Singapore Exchange Ltd is adding to its catalogue of liquefied natural gas derivatives with a new futures contract targeting India and the Middle East that begins trading on Monday.
The futures contracts for LNG delivered to Dubai, Kuwait and India will be based on a twice-weekly spot LNG price assessment the exchange started earlier this year in coordination with brokerage Tullett Prebon, Cheong Jin Yu, director of commodities derivatives for the exchange, said in an interview.
The new offerings will compliment the exchange’s existing contracts for spot LNG prices in Singapore and in North Asia as it tries to capture a share of the small but growing activity in LNG derivatives following the expansion of physical trading.
“It’s like a buffet,” Cheong said. “We prepare the spread and they can choose which product is best for them.”
Singapore Exchange saw 60 LNG futures contracts change hands in August, tied for its busiest month ever. Intercontinental Exchange Inc’s LNG futures, based on the Platts Japan-Korea Marker, also recorded record volumes, at 6,405 contracts.
Cheong expects derivatives trading in LNG to increase in tandem with the amount of fuel traded on the spot market. Historically, LNG buyers and sellers dealt in long-term contracts, but in recent years spot trading has increased as new projects increased global supplies.
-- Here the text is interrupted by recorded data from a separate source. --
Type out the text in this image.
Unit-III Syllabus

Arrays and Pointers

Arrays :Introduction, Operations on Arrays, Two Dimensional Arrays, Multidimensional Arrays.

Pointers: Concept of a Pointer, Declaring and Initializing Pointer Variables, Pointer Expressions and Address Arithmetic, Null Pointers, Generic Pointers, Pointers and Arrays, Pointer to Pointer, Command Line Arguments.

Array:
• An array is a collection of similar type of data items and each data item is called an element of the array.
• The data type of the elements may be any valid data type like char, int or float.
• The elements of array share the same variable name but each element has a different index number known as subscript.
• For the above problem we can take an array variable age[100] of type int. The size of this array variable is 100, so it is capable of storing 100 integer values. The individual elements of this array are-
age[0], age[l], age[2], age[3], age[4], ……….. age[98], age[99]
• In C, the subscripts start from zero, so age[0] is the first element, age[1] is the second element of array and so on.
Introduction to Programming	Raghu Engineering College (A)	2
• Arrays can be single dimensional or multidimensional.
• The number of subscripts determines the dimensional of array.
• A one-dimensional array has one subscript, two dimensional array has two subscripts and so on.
About 18% of LNG volumes were sold via spot trades in 2016, up from 15% in 2015, according to the International Group of Liquefied Natural Gas Importers.
Traders can use derivatives to protect themselves from sharp swings in prices from the time they agree to sell a cargo at a certain price and the time they need to buy a cargo to fulfill the order, Cheong said.
Singapore has 40 trading houses that deal in LNG, according to government trade agency International Enterprise Singapore.
“Commodities is one of those industry where it’s still important to gather people together in the same room,” said Cheong. “The fact that Singapore is home to more than 40 LNG trading houses, that helps.”


Singapore Exchange Ltd (SGX) signage stands inside the bourse’s headquarters in Singapore. The new offerings will compliment the exchange’s existing contracts for spot LNG prices in Singapore and in North Asia as it tries to capture a share of the small but growing activity in LNG derivatives following the expansion of physical trading.